Kısa Kısa #52

'merhaba okurlar'ı diyen ben değil de ibrahim'in saçları gibi oldu lan resmen

Merhaba sevgili okurlar. Havalar çok sıcak o yüzden ben eridim geçen gün. Sıvı halde yazıyorum bu yazıyı. Evet bildiğin hal değiştirip sıvı oldum ama hala blog yazabiliyorum. Allah'ın bir hikmeti işte bu da napiceksin.

*Şu anda ne yazacağım konusunda hiçbir fikrim yok sevgili okur arkadaşlarım. Normalde telefon taslağımda yer alan 70 80 kısa maddeden bir şeyler çıkartıp onun üzerinden yazı akıyordu. Ancak geçen gün nasıl olduysa birden telefonum koruduğu tüm mesajları taslakları falan silmeye kadar verdi ve bunu bana sormadan uyguladı. O an gerçekten çok sinirlendim ama teknolojinin bir azizliğine kurban gitmiştim sanırım. Kızacağım kimse de olmadığından normal hayatıma devam ederek portakal suyu falan içtim sanıyorum. Çok sıcaktı çünkü. Bu arada konu telefondaki mesajların silinmesinden havanın sıcaklığına nasıl geldi zerre fikrim yok. Edebiyat dünyasının içinde gerçekleşen akıl oyunları işte.

*Edebiyat dünyası yazın dünyası falan diye bikbikliyorum ama bu sektörle ilgili pek bir şey bilmiyorum sanırım. Yani eskiden yazarlar böyle gözlüklerini takıp daktilo başına oturup efendime söyliyim yazılarını yazıyorlarmış. Şimdi öyle değil tabi, daktilonun yerini laptop (leptap diye okunur) parşömen'in yerini ise word dosyaları aldı. Yazarlar yine gözlüklerini takıyorlardır muhtemelen ama olay daha bir teknolojik olmaya başladı.

*O değil de az evvel parşömen kelimesini bulmak için bir 4 dakika kadar duraksadım. Parmesan'dan başladım google bana 'barmen' kelimesini önerdi ancak sonunda aklıma geldi parşömen.

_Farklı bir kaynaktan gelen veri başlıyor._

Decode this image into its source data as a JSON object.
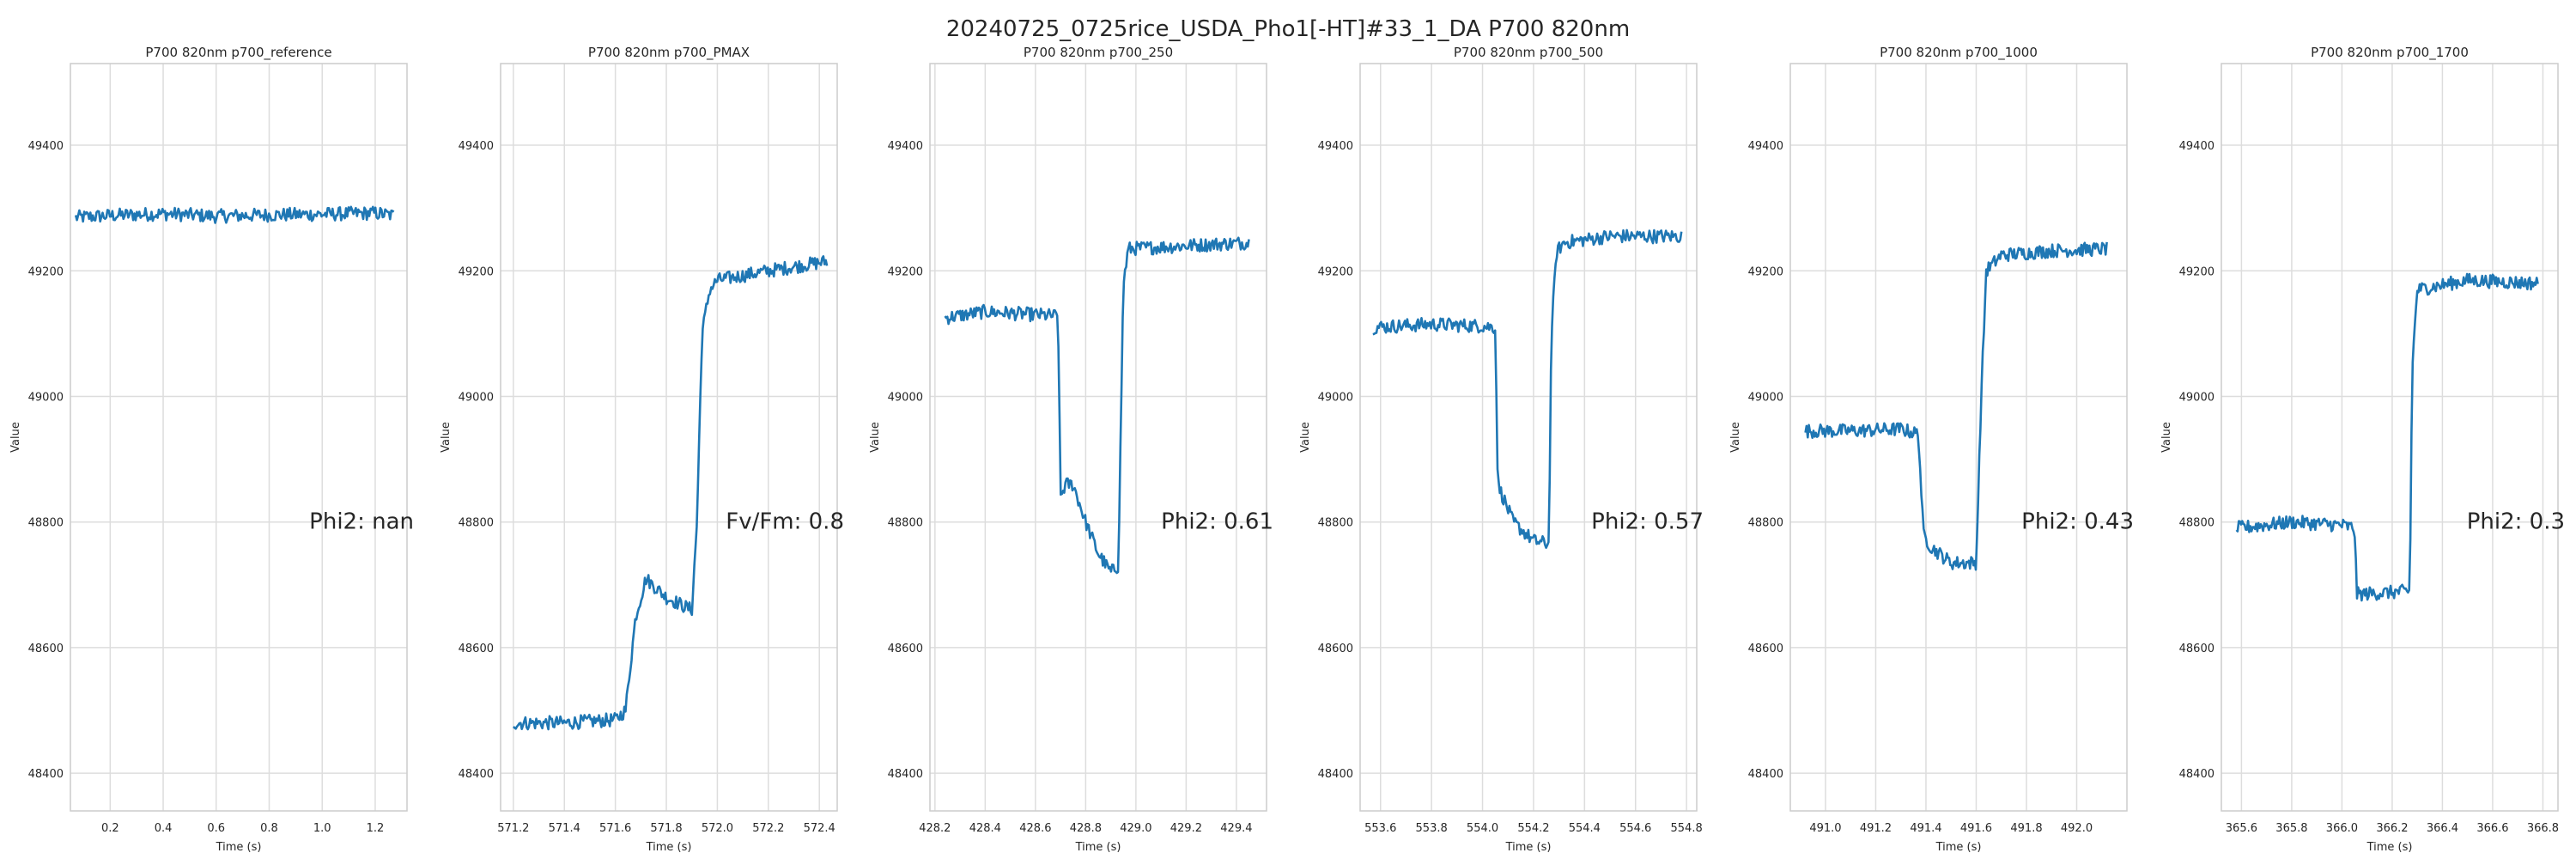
{
  "figure": {
    "title": "20240725_0725rice_USDA_Pho1[-HT]#33_1_DA P700 820nm"
  },
  "colors": {
    "line": "#1f77b4",
    "grid": "#dddddd",
    "spine": "#cccccc",
    "text": "#262626"
  },
  "chart_data": [
    {
      "type": "line",
      "title": "P700 820nm p700_reference",
      "xlabel": "Time (s)",
      "ylabel": "Value",
      "xlim": [
        0.05,
        1.32
      ],
      "ylim": [
        48340,
        49530
      ],
      "xticks": [
        0.2,
        0.4,
        0.6,
        0.8,
        1.0,
        1.2
      ],
      "xtick_labels": [
        "0.2",
        "0.4",
        "0.6",
        "0.8",
        "1.0",
        "1.2"
      ],
      "yticks": [
        48400,
        48600,
        48800,
        49000,
        49200,
        49400
      ],
      "ytick_labels": [
        "48400",
        "48600",
        "48800",
        "49000",
        "49200",
        "49400"
      ],
      "grid": true,
      "annotation": "Phi2: nan",
      "series": [
        {
          "x": [
            0.07,
            0.2,
            0.4,
            0.6,
            0.8,
            1.0,
            1.2,
            1.27
          ],
          "y": [
            49285,
            49288,
            49291,
            49287,
            49289,
            49290,
            49292,
            49288
          ]
        }
      ]
    },
    {
      "type": "line",
      "title": "P700 820nm p700_PMAX",
      "xlabel": "Time (s)",
      "ylabel": "Value",
      "xlim": [
        571.15,
        572.47
      ],
      "ylim": [
        48340,
        49530
      ],
      "xticks": [
        571.2,
        571.4,
        571.6,
        571.8,
        572.0,
        572.2,
        572.4
      ],
      "xtick_labels": [
        "571.2",
        "571.4",
        "571.6",
        "571.8",
        "572.0",
        "572.2",
        "572.4"
      ],
      "yticks": [
        48400,
        48600,
        48800,
        49000,
        49200,
        49400
      ],
      "ytick_labels": [
        "48400",
        "48600",
        "48800",
        "49000",
        "49200",
        "49400"
      ],
      "grid": true,
      "annotation": "Fv/Fm: 0.8",
      "series": [
        {
          "x": [
            571.2,
            571.4,
            571.6,
            571.64,
            571.68,
            571.72,
            571.8,
            571.9,
            571.92,
            571.94,
            571.97,
            572.0,
            572.2,
            572.43
          ],
          "y": [
            48480,
            48480,
            48485,
            48500,
            48650,
            48710,
            48680,
            48660,
            48800,
            49100,
            49170,
            49185,
            49200,
            49215
          ]
        }
      ]
    },
    {
      "type": "line",
      "title": "P700 820nm p700_250",
      "xlabel": "Time (s)",
      "ylabel": "Value",
      "xlim": [
        428.18,
        429.52
      ],
      "ylim": [
        48340,
        49530
      ],
      "xticks": [
        428.2,
        428.4,
        428.6,
        428.8,
        429.0,
        429.2,
        429.4
      ],
      "xtick_labels": [
        "428.2",
        "428.4",
        "428.6",
        "428.8",
        "429.0",
        "429.2",
        "429.4"
      ],
      "yticks": [
        48400,
        48600,
        48800,
        49000,
        49200,
        49400
      ],
      "ytick_labels": [
        "48400",
        "48600",
        "48800",
        "49000",
        "49200",
        "49400"
      ],
      "grid": true,
      "annotation": "Phi2: 0.61",
      "series": [
        {
          "x": [
            428.24,
            428.4,
            428.6,
            428.69,
            428.7,
            428.72,
            428.75,
            428.8,
            428.85,
            428.9,
            428.93,
            428.95,
            428.97,
            429.2,
            429.45
          ],
          "y": [
            49125,
            49135,
            49130,
            49128,
            48840,
            48860,
            48860,
            48800,
            48750,
            48720,
            48730,
            49180,
            49235,
            49240,
            49245
          ]
        }
      ]
    },
    {
      "type": "line",
      "title": "P700 820nm p700_500",
      "xlabel": "Time (s)",
      "ylabel": "Value",
      "xlim": [
        553.52,
        554.84
      ],
      "ylim": [
        48340,
        49530
      ],
      "xticks": [
        553.6,
        553.8,
        554.0,
        554.2,
        554.4,
        554.6,
        554.8
      ],
      "xtick_labels": [
        "553.6",
        "553.8",
        "554.0",
        "554.2",
        "554.4",
        "554.6",
        "554.8"
      ],
      "yticks": [
        48400,
        48600,
        48800,
        49000,
        49200,
        49400
      ],
      "ytick_labels": [
        "48400",
        "48600",
        "48800",
        "49000",
        "49200",
        "49400"
      ],
      "grid": true,
      "annotation": "Phi2: 0.57",
      "series": [
        {
          "x": [
            553.57,
            553.8,
            554.0,
            554.05,
            554.06,
            554.08,
            554.12,
            554.2,
            554.26,
            554.27,
            554.29,
            554.32,
            554.5,
            554.78
          ],
          "y": [
            49110,
            49115,
            49112,
            49110,
            48860,
            48840,
            48800,
            48770,
            48765,
            49100,
            49230,
            49245,
            49255,
            49255
          ]
        }
      ]
    },
    {
      "type": "line",
      "title": "P700 820nm p700_1000",
      "xlabel": "Time (s)",
      "ylabel": "Value",
      "xlim": [
        490.86,
        492.2
      ],
      "ylim": [
        48340,
        49530
      ],
      "xticks": [
        491.0,
        491.2,
        491.4,
        491.6,
        491.8,
        492.0
      ],
      "xtick_labels": [
        "491.0",
        "491.2",
        "491.4",
        "491.6",
        "491.8",
        "492.0"
      ],
      "yticks": [
        48400,
        48600,
        48800,
        49000,
        49200,
        49400
      ],
      "ytick_labels": [
        "48400",
        "48600",
        "48800",
        "49000",
        "49200",
        "49400"
      ],
      "grid": true,
      "annotation": "Phi2: 0.43",
      "series": [
        {
          "x": [
            490.92,
            491.1,
            491.3,
            491.37,
            491.39,
            491.42,
            491.5,
            491.6,
            491.62,
            491.64,
            491.7,
            491.9,
            492.12
          ],
          "y": [
            48945,
            48945,
            48948,
            48940,
            48780,
            48760,
            48735,
            48735,
            49000,
            49200,
            49225,
            49232,
            49235
          ]
        }
      ]
    },
    {
      "type": "line",
      "title": "P700 820nm p700_1700",
      "xlabel": "Time (s)",
      "ylabel": "Value",
      "xlim": [
        365.52,
        366.86
      ],
      "ylim": [
        48340,
        49530
      ],
      "xticks": [
        365.6,
        365.8,
        366.0,
        366.2,
        366.4,
        366.6,
        366.8
      ],
      "xtick_labels": [
        "365.6",
        "365.8",
        "366.0",
        "366.2",
        "366.4",
        "366.6",
        "366.8"
      ],
      "yticks": [
        48400,
        48600,
        48800,
        49000,
        49200,
        49400
      ],
      "ytick_labels": [
        "48400",
        "48600",
        "48800",
        "49000",
        "49200",
        "49400"
      ],
      "grid": true,
      "annotation": "Phi2: 0.3",
      "series": [
        {
          "x": [
            365.58,
            365.8,
            366.0,
            366.05,
            366.06,
            366.2,
            366.27,
            366.28,
            366.3,
            366.5,
            366.78
          ],
          "y": [
            48790,
            48800,
            48795,
            48790,
            48685,
            48688,
            48690,
            49050,
            49170,
            49185,
            49180
          ]
        }
      ]
    }
  ]
}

Evet yazar olmam oldukça zor olabilir ama bu kafayla google dünya devi olduysa neden olmasın diyorum.

*Türkiye'deki Burger King veya Dominos gibi frençaysing mantığıyla çalışan şirketlerin (hayır frençaysingin de sülalesine kadar biliyorum dış ticaret okuyan bir insanım çünkü ama konumuz bu değil) arkada pizza hamuruna sosis koymaktan görevli ya da iki hamburger ekmeği arasına yeşillik yerleştiren elemanları böyle birden çok bağırmaya başlayıp amerikanvari hallere bürünüp 'TEŞEKKÜRLEEAAAR' 'ÇOK TEŞEKKÜRLER HÜSNÜ BEEEEY' gibi ekip çalışmasını teşvik edici adeta gaza getirici hareketler yapıyorlar. O çok komik görünüyor. At s.kinde kelebek diye bir şey var bildin mi? Heh o şimdi. Bak ağzımı bozdurdular.

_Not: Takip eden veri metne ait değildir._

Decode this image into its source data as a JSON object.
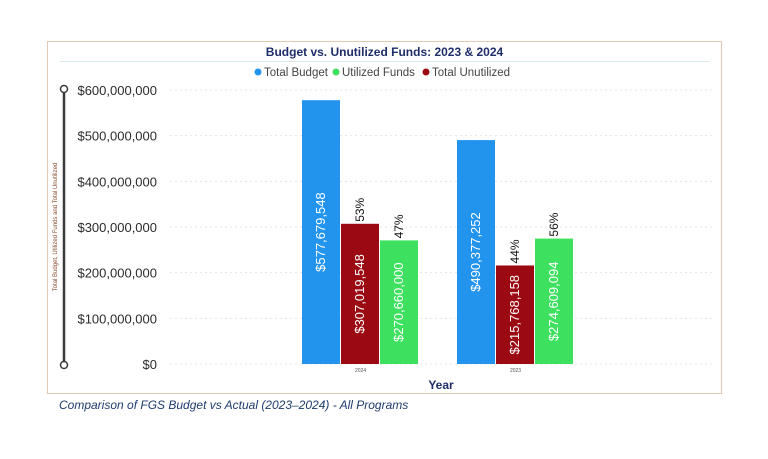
{
  "chart_data": {
    "type": "bar",
    "title": "Budget vs. Unutilized Funds: 2023 & 2024",
    "xlabel": "Year",
    "ylabel": "Total Budget, Utilized Funds and Total Unutilized",
    "ylim": [
      0,
      600000000
    ],
    "yticks": [
      "$0",
      "$100,000,000",
      "$200,000,000",
      "$300,000,000",
      "$400,000,000",
      "$500,000,000",
      "$600,000,000"
    ],
    "ytick_values": [
      0,
      100000000,
      200000000,
      300000000,
      400000000,
      500000000,
      600000000
    ],
    "categories": [
      "2024",
      "2023"
    ],
    "legend_position": "top",
    "series": [
      {
        "name": "Total Budget",
        "color": "#2394ee",
        "values": [
          577679548,
          490377252
        ],
        "labels": [
          "$577,679,548",
          "$490,377,252"
        ],
        "pct": [
          "",
          ""
        ]
      },
      {
        "name": "Total Unutilized",
        "color": "#9b0a13",
        "values": [
          307019548,
          215768158
        ],
        "labels": [
          "$307,019,548",
          "$215,768,158"
        ],
        "pct": [
          "53%",
          "44%"
        ]
      },
      {
        "name": "Utilized Funds",
        "color": "#3ee060",
        "values": [
          270660000,
          274609094
        ],
        "labels": [
          "$270,660,000",
          "$274,609,094"
        ],
        "pct": [
          "47%",
          "56%"
        ]
      }
    ],
    "legend": [
      {
        "name": "Total Budget",
        "color": "#2394ee"
      },
      {
        "name": "Utilized Funds",
        "color": "#3ee060"
      },
      {
        "name": "Total Unutilized",
        "color": "#9b0a13"
      }
    ]
  },
  "caption": "Comparison of FGS Budget vs Actual (2023–2024) - All Programs"
}
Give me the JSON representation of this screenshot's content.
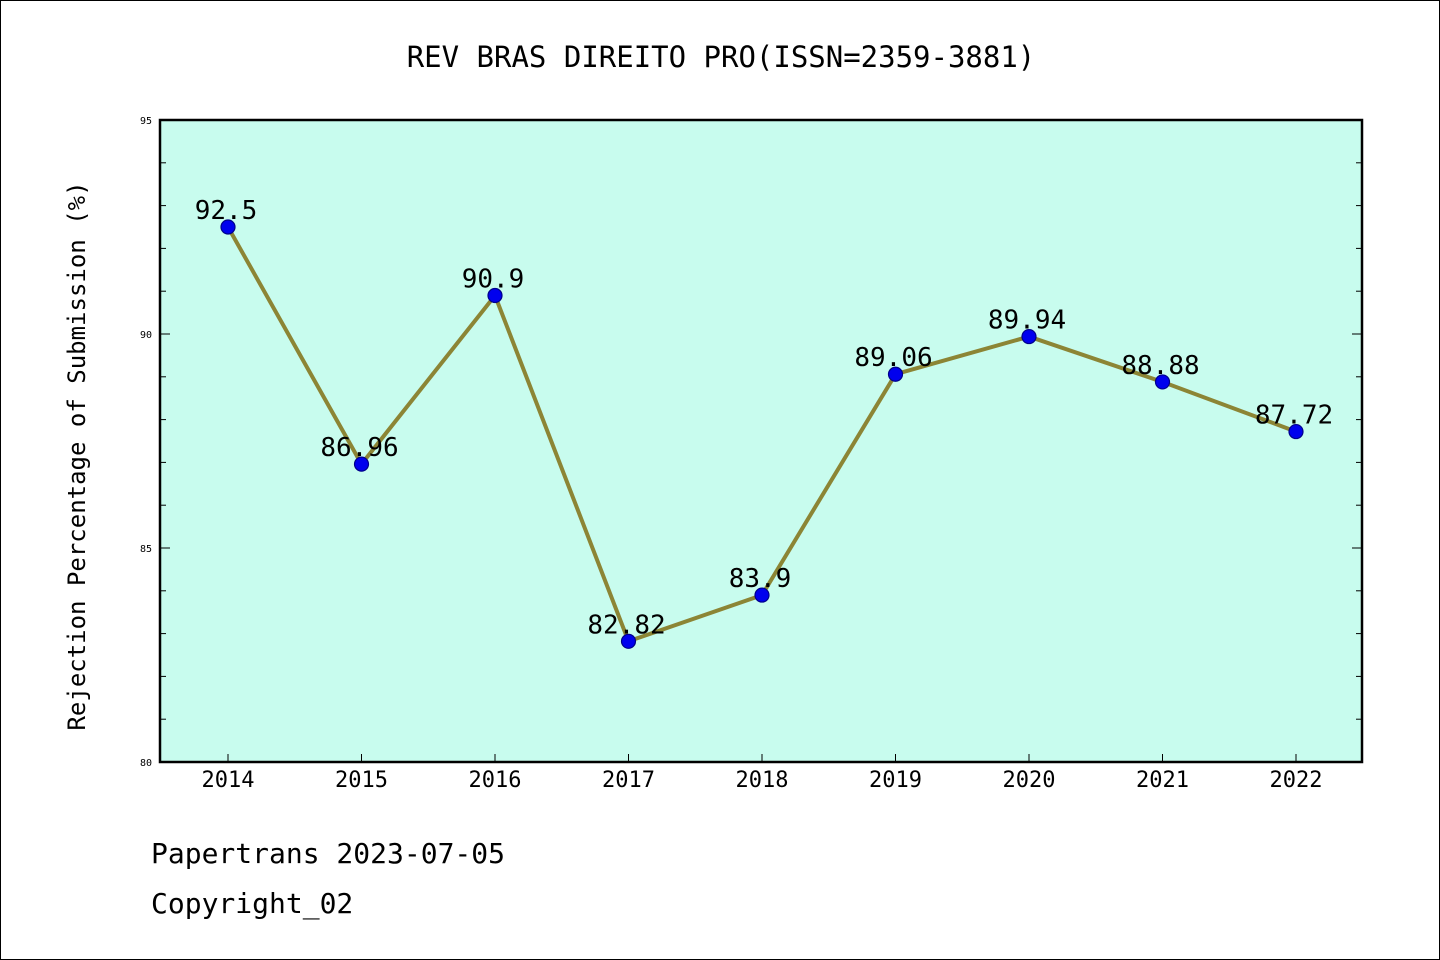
{
  "chart_data": {
    "type": "line",
    "title": "REV BRAS DIREITO PRO(ISSN=2359-3881)",
    "xlabel": "",
    "ylabel": "Rejection Percentage of Submission (%)",
    "categories": [
      "2014",
      "2015",
      "2016",
      "2017",
      "2018",
      "2019",
      "2020",
      "2021",
      "2022"
    ],
    "series": [
      {
        "values": [
          92.5,
          86.96,
          90.9,
          82.82,
          83.9,
          89.06,
          89.94,
          88.88,
          87.72
        ]
      }
    ],
    "data_labels": [
      "92.5",
      "86.96",
      "90.9",
      "82.82",
      "83.9",
      "89.06",
      "89.94",
      "88.88",
      "87.72"
    ],
    "ylim": [
      80,
      95
    ],
    "yticks": [
      80,
      85,
      90,
      95
    ],
    "ytick_labels": [
      "80",
      "85",
      "90",
      "95"
    ],
    "grid": false,
    "legend": "none",
    "colors": {
      "plot_background": "#c8fcee",
      "line": "#8c8535",
      "marker": "#0000ee",
      "marker_edge": "#00008b"
    }
  },
  "footer": {
    "line1": "Papertrans 2023-07-05",
    "line2": "Copyright_02"
  }
}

*Dün saat gece 03.00 civarı Facebook'ta amaçsızca dolaşırken bir arkadaşımın yaptığı ve hiç utanma duygusunu hissetmeden profilinde cümle aleme çarşaf çarşaf sergilediği bir teste rastgeldim. 'Adınızın baş harfi nedir xD?' Bir kaç saniye beynimde hiç bir tepki oluşmadı. Sanırım nöronlarda bir problem var diyerek kafamı yavaşça sağa sola salladım ama gerçekten hiçbir şey olmuyordu. O anda anladım ki beynin anlayabileceği kısmın dışına taşmıştık internet dünyası olarak. Yavaşça mausu elimden bırakıp bilgisayarı kapattıp ve uyumak üzere odama gittim. Tam o anda artık sınırların içine mi girdik ne olduysa 'AHOHAARAHAORHARA' diye gülmeye başladım.

*ruffles - mazhar ; lays - fuat ; doritos - özkan.

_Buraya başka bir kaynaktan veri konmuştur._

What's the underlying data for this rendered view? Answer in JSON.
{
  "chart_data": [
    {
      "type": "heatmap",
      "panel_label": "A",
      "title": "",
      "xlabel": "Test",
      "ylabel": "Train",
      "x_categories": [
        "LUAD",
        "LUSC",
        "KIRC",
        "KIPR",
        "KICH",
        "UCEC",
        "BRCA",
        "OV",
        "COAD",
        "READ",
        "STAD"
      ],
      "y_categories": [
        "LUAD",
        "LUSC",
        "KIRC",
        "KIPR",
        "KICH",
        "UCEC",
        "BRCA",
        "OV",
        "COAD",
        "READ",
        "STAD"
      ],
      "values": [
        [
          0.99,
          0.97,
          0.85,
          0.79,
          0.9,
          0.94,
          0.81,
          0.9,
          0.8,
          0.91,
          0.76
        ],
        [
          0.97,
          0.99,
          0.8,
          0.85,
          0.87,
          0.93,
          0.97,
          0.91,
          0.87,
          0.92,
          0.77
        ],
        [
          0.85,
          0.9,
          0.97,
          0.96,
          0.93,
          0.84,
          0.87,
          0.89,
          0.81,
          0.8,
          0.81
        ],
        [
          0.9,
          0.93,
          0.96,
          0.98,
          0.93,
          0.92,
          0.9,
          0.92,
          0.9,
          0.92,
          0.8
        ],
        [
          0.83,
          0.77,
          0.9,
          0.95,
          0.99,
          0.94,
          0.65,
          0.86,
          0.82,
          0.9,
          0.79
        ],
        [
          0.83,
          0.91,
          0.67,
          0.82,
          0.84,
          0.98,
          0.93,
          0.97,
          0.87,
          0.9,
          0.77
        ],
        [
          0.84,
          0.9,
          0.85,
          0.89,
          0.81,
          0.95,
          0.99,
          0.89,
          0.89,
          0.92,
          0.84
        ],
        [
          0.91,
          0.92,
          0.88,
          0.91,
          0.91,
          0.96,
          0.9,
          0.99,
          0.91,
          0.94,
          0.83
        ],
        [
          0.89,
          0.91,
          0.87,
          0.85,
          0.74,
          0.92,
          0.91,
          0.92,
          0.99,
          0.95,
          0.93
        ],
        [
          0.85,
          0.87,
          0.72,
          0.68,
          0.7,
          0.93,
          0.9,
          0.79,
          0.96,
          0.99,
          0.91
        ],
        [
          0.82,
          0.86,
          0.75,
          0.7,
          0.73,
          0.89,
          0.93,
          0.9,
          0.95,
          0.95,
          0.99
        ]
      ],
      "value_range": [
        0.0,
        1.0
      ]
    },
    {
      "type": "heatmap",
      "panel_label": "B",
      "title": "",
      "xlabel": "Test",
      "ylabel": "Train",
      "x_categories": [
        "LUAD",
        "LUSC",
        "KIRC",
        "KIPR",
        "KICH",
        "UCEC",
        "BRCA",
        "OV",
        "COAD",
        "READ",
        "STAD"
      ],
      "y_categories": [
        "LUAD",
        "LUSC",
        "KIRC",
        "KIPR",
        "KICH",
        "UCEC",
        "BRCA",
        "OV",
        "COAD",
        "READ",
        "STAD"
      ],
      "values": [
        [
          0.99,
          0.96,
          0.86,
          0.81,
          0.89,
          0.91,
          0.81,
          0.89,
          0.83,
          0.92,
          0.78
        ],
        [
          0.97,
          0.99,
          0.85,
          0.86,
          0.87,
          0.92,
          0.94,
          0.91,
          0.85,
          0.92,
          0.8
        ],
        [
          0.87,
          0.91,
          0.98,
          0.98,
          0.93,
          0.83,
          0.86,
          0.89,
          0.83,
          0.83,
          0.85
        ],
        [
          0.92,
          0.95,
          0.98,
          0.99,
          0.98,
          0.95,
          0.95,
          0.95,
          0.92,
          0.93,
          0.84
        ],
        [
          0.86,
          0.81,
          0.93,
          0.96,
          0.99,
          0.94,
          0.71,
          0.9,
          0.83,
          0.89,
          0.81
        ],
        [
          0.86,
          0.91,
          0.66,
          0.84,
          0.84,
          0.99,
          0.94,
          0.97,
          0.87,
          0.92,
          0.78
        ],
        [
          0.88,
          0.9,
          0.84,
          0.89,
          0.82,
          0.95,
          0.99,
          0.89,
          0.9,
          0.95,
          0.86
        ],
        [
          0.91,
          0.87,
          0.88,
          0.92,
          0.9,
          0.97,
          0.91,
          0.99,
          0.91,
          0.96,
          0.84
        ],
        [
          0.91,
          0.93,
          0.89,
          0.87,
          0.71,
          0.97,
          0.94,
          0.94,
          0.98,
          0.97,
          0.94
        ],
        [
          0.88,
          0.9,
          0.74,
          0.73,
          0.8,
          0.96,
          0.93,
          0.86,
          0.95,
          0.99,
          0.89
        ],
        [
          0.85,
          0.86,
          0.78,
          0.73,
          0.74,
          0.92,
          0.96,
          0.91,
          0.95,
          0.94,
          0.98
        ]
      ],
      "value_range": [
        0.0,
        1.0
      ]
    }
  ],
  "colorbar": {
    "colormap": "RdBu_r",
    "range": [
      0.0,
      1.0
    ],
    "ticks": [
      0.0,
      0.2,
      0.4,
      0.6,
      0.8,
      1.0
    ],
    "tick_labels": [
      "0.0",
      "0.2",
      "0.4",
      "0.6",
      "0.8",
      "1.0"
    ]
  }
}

*Acaba Atatürk 'Egemenlik çekilişsiz kurasız milletindir' dese daha samimi olmaz mıydı?

*
Lynyrd Skynyrd şeklinde bir müzik grubunun olması beni gerçekten ürkütüyor. Yani sırf dinleyicilerine ibnelik olsun diye yapılmış olabilir mi acaba? Düşünmüyor değilim.

*Şehirlerarası otobüste çaykahvemeşrubat servisi yapıldıktan sonra o kaynar suyu bardağınıza, dökülmesin de bacaklarınızı haşlamasın diye yarım koyan muavin çok düşünceli bir abimiz eyvallah. E ama fantayı niye yarım koyuyorsun abi. Hadi kahve suyu çok sıcak haşlanıcaz da fanta ne ayak. Samimiyetine inanmıyorum muavin abi. Zaten hepinizde bir sinsilik oluyor. Muavin sarrafı oldum iyice .minakoym. Yollarda geçiyor lan ömrüm.

*Bir de o kaynar kahveyi çok sallanan otobüste aerodinamiğin sınırlarını zorlayarak üzerine dökmeyen abi en kral ip cambazından daha dengelidir nazarımda.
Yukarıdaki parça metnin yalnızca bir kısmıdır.